Mental health disorders are the largest cause of insomnia. 40 percent of insomniacs and over 46.5 percent of hypersomnias have a comorbid mental health disorder. On the other hand, only 16.4 percent of people have a mental health disorder without any kind of sleep issues.

Sleep problems are closely correlated with ADHD, anxiety disorders, bipolar disorder, depression, and schizophrenia. Below we’ll review how sleep affects several mental health disorders, and provide tips for getting better sleep.

Schizophrenia and sleep

Schizophrenia affects 1 percent of people, or 3 million Americans. Onset often occurs in late adolescence or the early 20s. Individuals with schizophrenia suffer from psychoses such as delusions and hallucinations, and experience difficulty focusing their thoughts and expressing themselves.

Up to 80 percent of people with schizophrenia have sleep problems, including:

Irregular sleeping hours. They may fall asleep anytime during the day or night rather than during the typical overnight sleep period of most people. They may have consistently delayed melatonin release that shifts their sleep pattern later than normal, slowly shift their circadian rhythm later and later each day, or follow no consistent sleep-wake patterns at all.

Irregular sleep quantity. They may get too much (hypersomnia) or too little (insomnia) sleep, as a result of medication side effects, fear or anxiety due to hallucinations (which may cause them to sleep more to escape, or conversely to be afraid of nightmares), or the irregular sleep hours cited above.

Sleep apnea. Individuals with sleep apnea literally stop breathing during the night, due to blocked airways or a miscommunication between the brain and the breathing muscles.

Less refreshing sleep overall. Due to the issues described above, people with schizophrenia experience less refreshing sleep overall because they have trouble getting sufficient amounts of REM sleep.

For many people with schizophrenia, an onset of sleep problems can be a warning sign that psychosis is starting or returning.

A 2012 study of mice found that abnormalities in the SNAP-25 gene are linked to schizophrenia as well as disrupted sleep-wake cycle, suggesting that resolving sleep issues may less or resolve schizophrenia symptoms.

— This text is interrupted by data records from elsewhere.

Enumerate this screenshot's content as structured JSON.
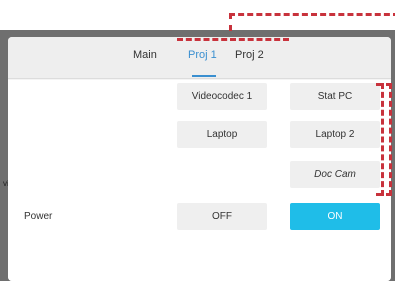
{
  "tabs": [
    {
      "label": "Main",
      "active": false
    },
    {
      "label": "Proj 1",
      "active": true
    },
    {
      "label": "Proj 2",
      "active": false
    }
  ],
  "sources": {
    "videocodec1": "Videocodec 1",
    "stat_pc": "Stat PC",
    "laptop": "Laptop",
    "laptop2": "Laptop 2",
    "doc_cam": "Doc Cam"
  },
  "power": {
    "label": "Power",
    "off": "OFF",
    "on": "ON",
    "state": "on"
  },
  "background_fragment": "vi",
  "colors": {
    "accent": "#3a8fd0",
    "on_button": "#1fbde8",
    "annotation": "#c8323c"
  }
}
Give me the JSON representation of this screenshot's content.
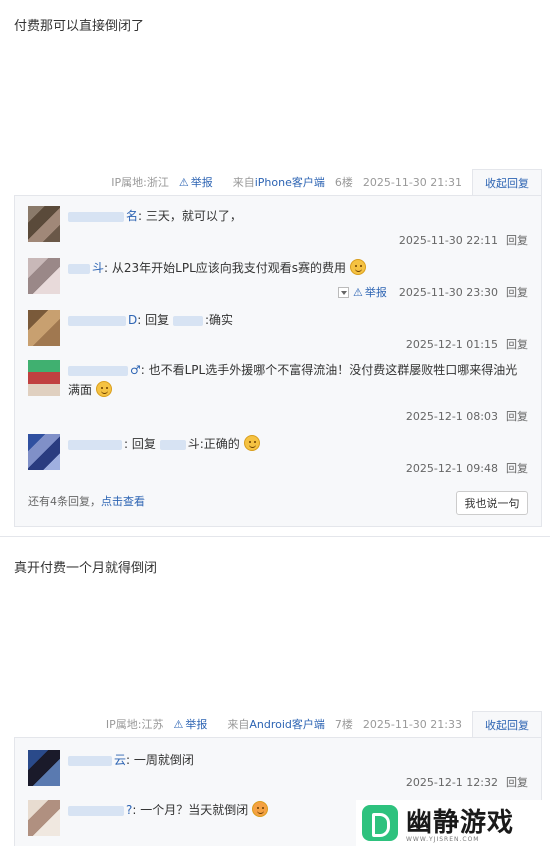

Anxiety disorders and sleep

Generalized anxiety disorder, panic disorder, obsessive-compulsive disorder, social phobias, and PTSD are all associated with having anxious thoughts while trying to fall asleep at night and related insomnia.

Source: The National Academies Press

Panic episodes may waken an individual with panic disorder from sleep, thus disrupting their overall sleep quality. Likewise, individuals with PTSD are prone to vivid re-experiencing traumatic nightmares which heighten their bedtime anxiety and also cause interrupted sleep.

Individuals with mood and anxiety disorders may be prescribed various medications such as antidepressants and mood stabilizers which can further interfere with sleep.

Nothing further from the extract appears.